People wonder how entrepreneurs are finding incredible ideas and launching new projects that they can’t even dream about. Has this question also crossed your mind? The ideas are right in front of you, it’s just that your thinking has limited your view. Let me spill the beans. What makes entrepreneurs different is that they view the same problem differently and are curious, passionate, and brave to arrive at a solution, we all face challenges in life. Thus, for them, the issue becomes an opportunity, enthusiasm leads them to several ideas, their ambition makes them relentless to produce results, the confidence helps them to think and move out of the box, and eventually, a startup is called the answer they come to – Let’s sell our ideas. What you said was an issue, it was seen by entrepreneurs as an opportunity, and if more people call it a problem, it’s called a bigger opportunity by entrepreneurs. So, everything begins with a problem! Does that mean that the more issues, the more business? Possibly yes, and that’s what makes India, a global market centre, more individuals, more problems, and thus more business!
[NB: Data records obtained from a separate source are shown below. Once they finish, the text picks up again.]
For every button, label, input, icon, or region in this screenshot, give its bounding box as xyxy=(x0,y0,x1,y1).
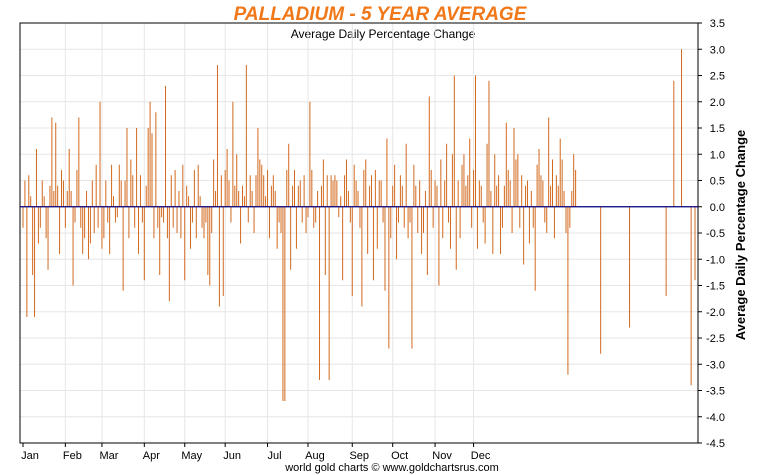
y-tick-label: -3.0 xyxy=(706,359,725,371)
y-tick-label: -4.5 xyxy=(706,438,725,450)
y-tick-label: -1.0 xyxy=(706,254,725,266)
x-tick-label-jun: Jun xyxy=(223,450,241,462)
x-tick-label-sep: Sep xyxy=(349,450,369,462)
y-tick-label: 3.0 xyxy=(710,44,725,56)
y-tick-label: 1.5 xyxy=(710,123,725,135)
x-tick-label-mar: Mar xyxy=(99,450,118,462)
x-tick-label-dec: Dec xyxy=(471,450,491,462)
bar-series xyxy=(22,49,696,401)
x-tick-label-feb: Feb xyxy=(63,450,82,462)
footer-credit: world gold charts © www.goldchartsrus.co… xyxy=(284,462,499,474)
y-axis-ticks: -4.5 -4.0 -3.5 -3.0 -2.5 -2.0 -1.5 -1.0 -0.5 0.0 0… xyxy=(698,18,725,450)
y-tick-label: -2.5 xyxy=(706,333,725,345)
x-tick-label-apr: Apr xyxy=(143,450,160,462)
x-tick-label-aug: Aug xyxy=(305,450,325,462)
y-tick-label: 2.5 xyxy=(710,71,725,83)
x-tick-label-jul: Jul xyxy=(268,450,282,462)
grid xyxy=(20,22,698,444)
y-tick-label: 0.0 xyxy=(710,202,725,214)
y-tick-label: 3.5 xyxy=(710,18,725,30)
y-tick-label: 0.5 xyxy=(710,176,725,188)
y-tick-label: 1.0 xyxy=(710,149,725,161)
chart-subtitle: Average Daily Percentage Change xyxy=(291,27,476,41)
y-tick-label: 2.0 xyxy=(710,97,725,109)
y-tick-label: -4.0 xyxy=(706,412,725,424)
y-tick-label: -0.5 xyxy=(706,228,725,240)
x-tick-label-jan: Jan xyxy=(21,450,39,462)
y-axis-label: Average Daily Percentage Change xyxy=(733,130,748,341)
x-tick-label-nov: Nov xyxy=(432,450,452,462)
y-tick-label: -2.0 xyxy=(706,307,725,319)
y-tick-label: -1.5 xyxy=(706,281,725,293)
y-tick-label: -3.5 xyxy=(706,386,725,398)
x-tick-label-oct: Oct xyxy=(391,450,408,462)
chart-title: PALLADIUM - 5 YEAR AVERAGE xyxy=(234,4,528,25)
x-axis-ticks: Jan Feb Mar Apr May Jun Jul Aug Sep Oct Nov Dec xyxy=(21,443,491,462)
x-tick-label-may: May xyxy=(181,450,202,462)
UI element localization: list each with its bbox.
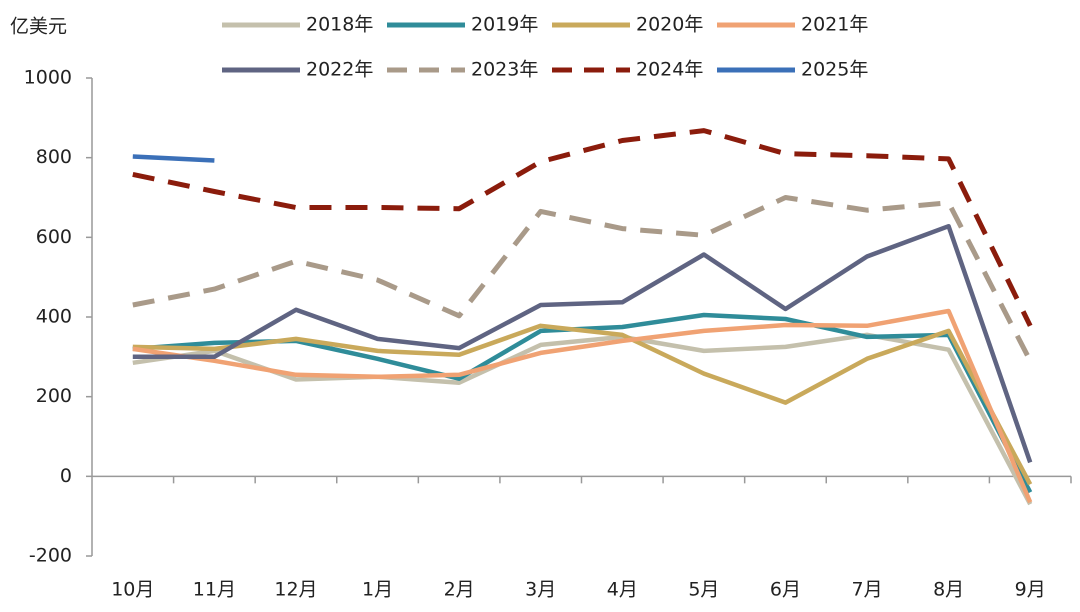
x-tick-label: 11月 <box>193 579 236 601</box>
legend-label: 2021年 <box>801 14 868 36</box>
x-tick-label: 1月 <box>362 579 393 601</box>
y-tick-label: -200 <box>29 545 72 567</box>
y-axis-label: 亿美元 <box>10 16 67 38</box>
series-line <box>132 128 1033 327</box>
x-tick-label: 4月 <box>607 579 638 601</box>
y-tick-label: 800 <box>36 146 72 168</box>
legend-label: 2020年 <box>636 14 703 36</box>
legend-label: 2023年 <box>471 59 538 81</box>
y-tick-label: 200 <box>36 385 72 407</box>
x-tick-label: 2月 <box>444 579 475 601</box>
series-line <box>132 195 1033 362</box>
legend-label: 2024年 <box>636 59 703 81</box>
x-tick-label: 7月 <box>851 579 882 601</box>
series-line <box>132 308 1033 504</box>
legend-label: 2025年 <box>801 59 868 81</box>
legend-label: 2022年 <box>306 59 373 81</box>
y-tick-label: 1000 <box>24 67 72 89</box>
x-tick-label: 10月 <box>111 579 154 601</box>
x-tick-label: 8月 <box>933 579 964 601</box>
x-tick-label: 6月 <box>770 579 801 601</box>
x-tick-label: 5月 <box>688 579 719 601</box>
y-tick-label: 400 <box>36 306 72 328</box>
x-tick-label: 3月 <box>525 579 556 601</box>
legend-label: 2018年 <box>306 14 373 36</box>
x-tick-label: 9月 <box>1015 579 1046 601</box>
y-tick-label: 0 <box>60 465 72 487</box>
legend-label: 2019年 <box>471 14 538 36</box>
series-line <box>132 223 1033 464</box>
series-line <box>132 154 215 163</box>
y-tick-label: 600 <box>36 226 72 248</box>
x-tick-label: 12月 <box>274 579 317 601</box>
series-line <box>132 323 1033 486</box>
WHAT ARE THE TYPES OF FINANCING?
There are different ways for the business to be funded. Although family and friends can lend money without expecting anything in return, everyone else is definitely awaiting consideration. Thus, either understanding a ‘Debt’ or allowing an ‘Equity’ will fund your company.
Debit basically means lending money and paying back to the borrowers involved, usually banks, in instalments along with interest at a fixed rate. You repay the debt over the years, and the lender is out of your business.
Equity implies that the funder has a certain percent stake of the potential income-the start-up does not earn profits, but it may earn in the potential and the equity partner is betting on the same. Your company will expand over the years, and the equity investor will continue to take a share of the same gains. However, because companies need funds to keep expanding, profits are often not distributed but kept in the business, which increases the company’s value. At any point, by selling off his percentage share, the equity investor will leave at a price higher than he initially charged.
It is up to the entrepreneur to select debt or equity funding and how he needs the funding, the amount of funds needed, and how long he wants the investors to be involved.